Moray has a long, proud history of grassroots bypass campaigns.

The A96 used to run through the heart of Forres and Fochabers, but passionate local efforts secured bypasses for these communities.

And local calls for an Elgin bypass have existed for more than 80 years, with councillors still backing the cause.

The A96 Corridor Review's Initial Appraisal states that bypasses would: "Improve the safety, resilience, and reliability of the A96" in and around towns.

Road safety improvements

Within the Bute House Agreement, both the SNP and Greens committed to a pledge on "targeted safety improvements".

Two sections received a specific mention in the document: between Fochabers and Huntly, and between Inverurie and Aberdeen.

Crashes on the A96 between Fochabers and Huntly are a common occurrence – including an accident near Keith which left five dead and deeply impacted the local community.

One junction in Huntly, between the A96 and A920 near the town's Tesco, has been described as "terrifying", with a litany of crashes and injuries in its wake.

In response to community demands, operator Amey and Transport Scotland confirmed "improvements" at the junction would include new digital signs warning drivers of turning vehicles, new road markings and road studs.

The £400,000 scheme began yesterday (September 4) and could provide clues to the type of works planned elsewhere along the A96.

In the Initial Appraisal, improvements are described as: "Improving the safety performance of the A96 trunk road to address both real and perceived road safety concerns".

Measures included range from from "minor improvements through to partial dualling", the document states.

The development of an "A96 Electric Highway"

Also mentioned in the Bute House Agreement is an "A96 Electric Highway".

This would include more electric vehicle charging points along the A96 and interlinked local roads.

As a result, alternative fuels would become easier to access.
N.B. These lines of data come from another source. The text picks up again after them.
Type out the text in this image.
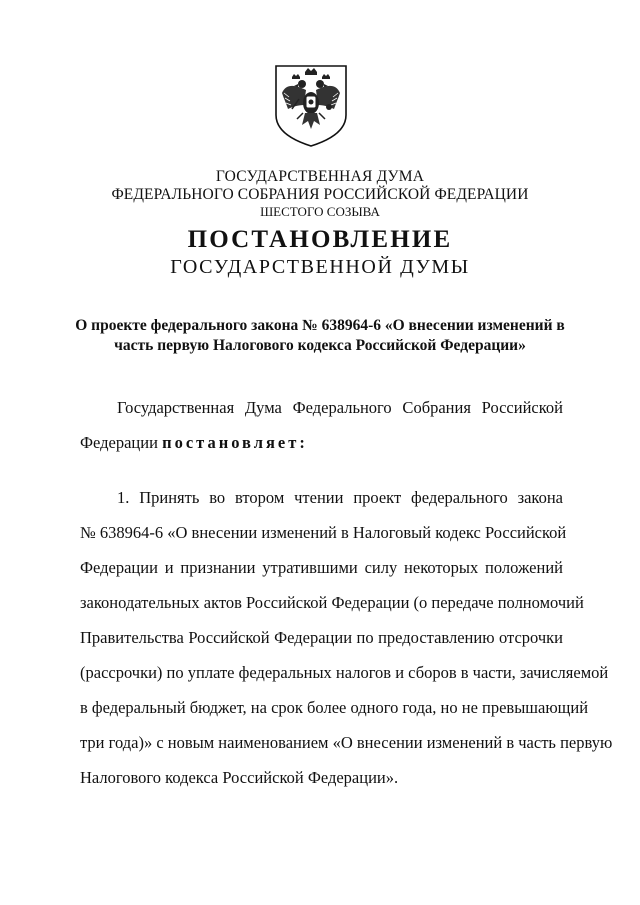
ГОСУДАРСТВЕННАЯ ДУМА
ФЕДЕРАЛЬНОГО СОБРАНИЯ РОССИЙСКОЙ ФЕДЕРАЦИИ
ШЕСТОГО СОЗЫВА
ПОСТАНОВЛЕНИЕ
ГОСУДАРСТВЕННОЙ ДУМЫ
О проекте федерального закона № 638964-6 «О внесении изменений в
часть первую Налогового кодекса Российской Федерации»
Государственная Дума Федерального Собрания Российской
Федерации постановляет:
1. Принять во втором чтении проект федерального закона
№ 638964-6 «О внесении изменений в Налоговый кодекс Российской
Федерации и признании утратившими силу некоторых положений
законодательных актов Российской Федерации (о передаче полномочий
Правительства Российской Федерации по предоставлению отсрочки
(рассрочки) по уплате федеральных налогов и сборов в части, зачисляемой
в федеральный бюджет, на срок более одного года, но не превышающий
три года)» с новым наименованием «О внесении изменений в часть первую
Налогового кодекса Российской Федерации».
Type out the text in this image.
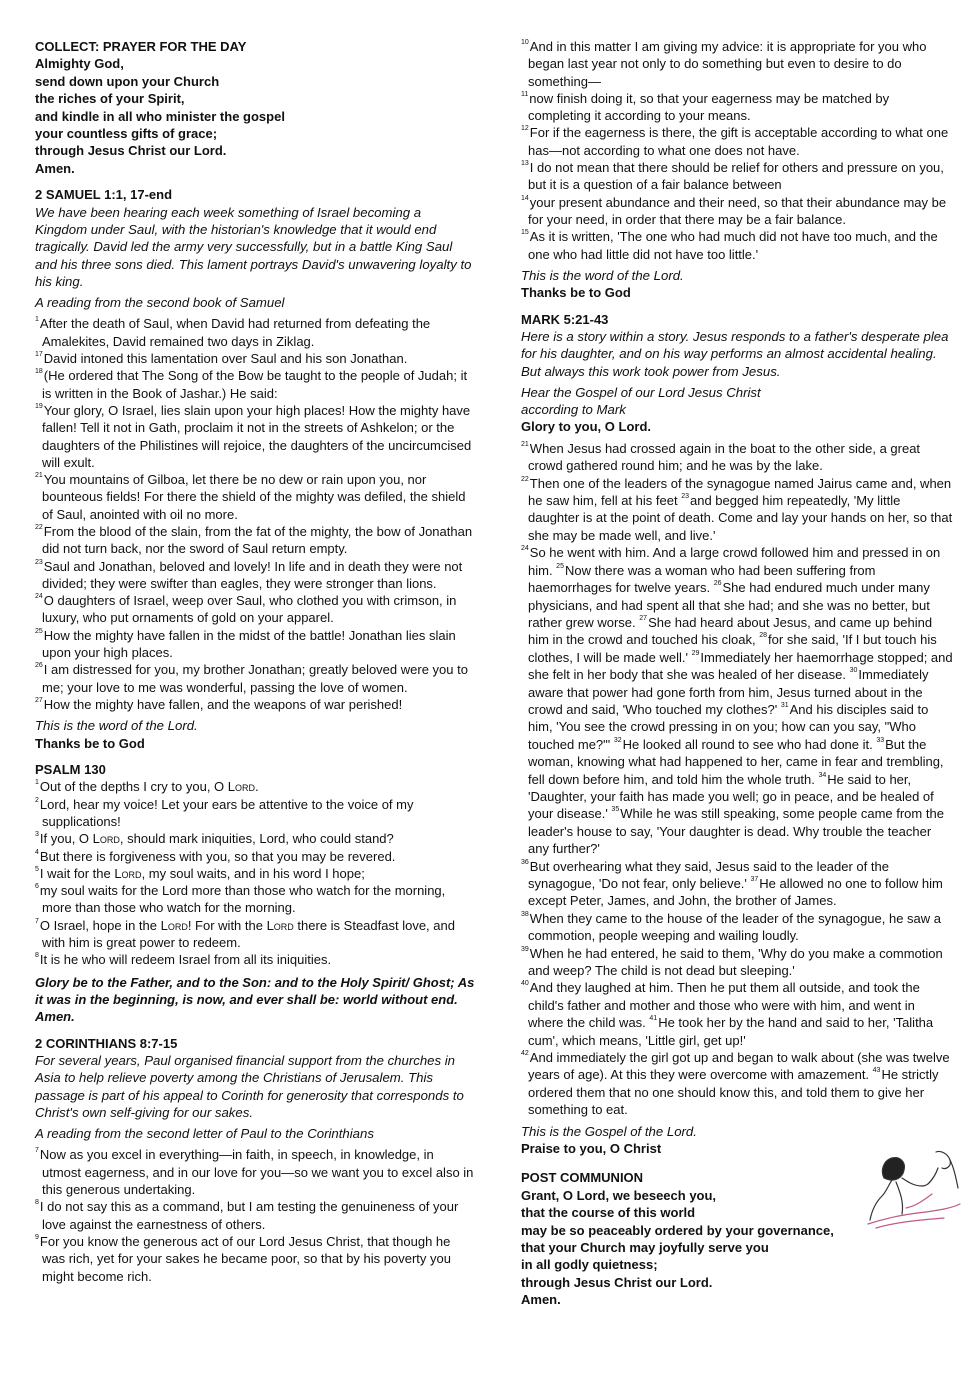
COLLECT: PRAYER FOR THE DAY
Almighty God,
send down upon your Church
the riches of your Spirit,
and kindle in all who minister the gospel
your countless gifts of grace;
through Jesus Christ our Lord.
Amen.
2 SAMUEL 1:1, 17-end
We have been hearing each week something of Israel becoming a Kingdom under Saul, with the historian's knowledge that it would end tragically. David led the army very successfully, but in a battle King Saul and his three sons died. This lament portrays David's unwavering loyalty to his king.
A reading from the second book of Samuel
$^1$After the death of Saul, when David had returned from defeating the Amalekites, David remained two days in Ziklag.
$^{17}$David intoned this lamentation over Saul and his son Jonathan.
$^{18}$(He ordered that The Song of the Bow be taught to the people of Judah; it is written in the Book of Jashar.) He said:
$^{19}$Your glory, O Israel, lies slain upon your high places! How the mighty have fallen! Tell it not in Gath, proclaim it not in the streets of Ashkelon; or the daughters of the Philistines will rejoice, the daughters of the uncircumcised will exult.
$^{21}$You mountains of Gilboa, let there be no dew or rain upon you, nor bounteous fields! For there the shield of the mighty was defiled, the shield of Saul, anointed with oil no more.
$^{22}$From the blood of the slain, from the fat of the mighty, the bow of Jonathan did not turn back, nor the sword of Saul return empty.
$^{23}$Saul and Jonathan, beloved and lovely! In life and in death they were not divided; they were swifter than eagles, they were stronger than lions.
$^{24}$O daughters of Israel, weep over Saul, who clothed you with crimson, in luxury, who put ornaments of gold on your apparel.
$^{25}$How the mighty have fallen in the midst of the battle! Jonathan lies slain upon your high places.
$^{26}$I am distressed for you, my brother Jonathan; greatly beloved were you to me; your love to me was wonderful, passing the love of women.
$^{27}$How the mighty have fallen, and the weapons of war perished!
This is the word of the Lord.
Thanks be to God
PSALM 130
$^1$Out of the depths I cry to you, O Lord.
$^2$Lord, hear my voice! Let your ears be attentive to the voice of my supplications!
$^3$If you, O Lord, should mark iniquities, Lord, who could stand?
$^4$But there is forgiveness with you, so that you may be revered.
$^5$I wait for the Lord, my soul waits, and in his word I hope;
$^6$my soul waits for the Lord more than those who watch for the morning, more than those who watch for the morning.
$^7$O Israel, hope in the Lord! For with the Lord there is Steadfast love, and with him is great power to redeem.
$^8$It is he who will redeem Israel from all its iniquities.
Glory be to the Father, and to the Son: and to the Holy Spirit/ Ghost; As it was in the beginning, is now, and ever shall be: world without end. Amen.
2 CORINTHIANS 8:7-15
For several years, Paul organised financial support from the churches in Asia to help relieve poverty among the Christians of Jerusalem. This passage is part of his appeal to Corinth for generosity that corresponds to Christ's own self-giving for our sakes.
A reading from the second letter of Paul to the Corinthians
$^7$Now as you excel in everything—in faith, in speech, in knowledge, in utmost eagerness, and in our love for you—so we want you to excel also in this generous undertaking.
$^8$I do not say this as a command, but I am testing the genuineness of your love against the earnestness of others.
$^9$For you know the generous act of our Lord Jesus Christ, that though he was rich, yet for your sakes he became poor, so that by his poverty you might become rich.
$^{10}$And in this matter I am giving my advice: it is appropriate for you who began last year not only to do something but even to desire to do something—
$^{11}$now finish doing it, so that your eagerness may be matched by completing it according to your means.
$^{12}$For if the eagerness is there, the gift is acceptable according to what one has—not according to what one does not have.
$^{13}$I do not mean that there should be relief for others and pressure on you, but it is a question of a fair balance between
$^{14}$your present abundance and their need, so that their abundance may be for your need, in order that there may be a fair balance.
$^{15}$As it is written, 'The one who had much did not have too much, and the one who had little did not have too little.'
This is the word of the Lord.
Thanks be to God
MARK 5:21-43
Here is a story within a story. Jesus responds to a father's desperate plea for his daughter, and on his way performs an almost accidental healing. But always this work took power from Jesus.
Hear the Gospel of our Lord Jesus Christ
according to Mark
Glory to you, O Lord.
$^{21}$When Jesus had crossed again in the boat to the other side, a great crowd gathered round him; and he was by the lake.
$^{22}$Then one of the leaders of the synagogue named Jairus came and, when he saw him, fell at his feet $^{23}$and begged him repeatedly, 'My little daughter is at the point of death. Come and lay your hands on her, so that she may be made well, and live.'
$^{24}$So he went with him. And a large crowd followed him and pressed in on him. $^{25}$Now there was a woman who had been suffering from haemorrhages for twelve years. $^{26}$She had endured much under many physicians, and had spent all that she had; and she was no better, but rather grew worse. $^{27}$She had heard about Jesus, and came up behind him in the crowd and touched his cloak, $^{28}$for she said, 'If I but touch his clothes, I will be made well.' $^{29}$Immediately her haemorrhage stopped; and she felt in her body that she was healed of her disease. $^{30}$Immediately aware that power had gone forth from him, Jesus turned about in the crowd and said, 'Who touched my clothes?' $^{31}$And his disciples said to him, 'You see the crowd pressing in on you; how can you say, "Who touched me?"' $^{32}$He looked all round to see who had done it. $^{33}$But the woman, knowing what had happened to her, came in fear and trembling, fell down before him, and told him the whole truth. $^{34}$He said to her, 'Daughter, your faith has made you well; go in peace, and be healed of your disease.' $^{35}$While he was still speaking, some people came from the leader's house to say, 'Your daughter is dead. Why trouble the teacher any further?'
$^{36}$But overhearing what they said, Jesus said to the leader of the synagogue, 'Do not fear, only believe.' $^{37}$He allowed no one to follow him except Peter, James, and John, the brother of James.
$^{38}$When they came to the house of the leader of the synagogue, he saw a commotion, people weeping and wailing loudly.
$^{39}$When he had entered, he said to them, 'Why do you make a commotion and weep? The child is not dead but sleeping.'
$^{40}$And they laughed at him. Then he put them all outside, and took the child's father and mother and those who were with him, and went in where the child was. $^{41}$He took her by the hand and said to her, 'Talitha cum', which means, 'Little girl, get up!'
$^{42}$And immediately the girl got up and began to walk about (she was twelve years of age). At this they were overcome with amazement. $^{43}$He strictly ordered them that no one should know this, and told them to give her something to eat.
This is the Gospel of the Lord.
Praise to you, O Christ
POST COMMUNION
Grant, O Lord, we beseech you,
that the course of this world
may be so peaceably ordered by your governance,
that your Church may joyfully serve you
in all godly quietness;
through Jesus Christ our Lord.
Amen.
The Initial Appraisal said the plan would include: "Provision of alternative refuelling infrastructure and facilities along the A96 corridor, its interfacing local roads as well as, where appropriate, strategic economic and transport hubs.

"This option will directly facilitate the dispensation of alternative sources of fuel for various modes of sustainable transport although it is recognised that the option is likely to focus on road vehicles."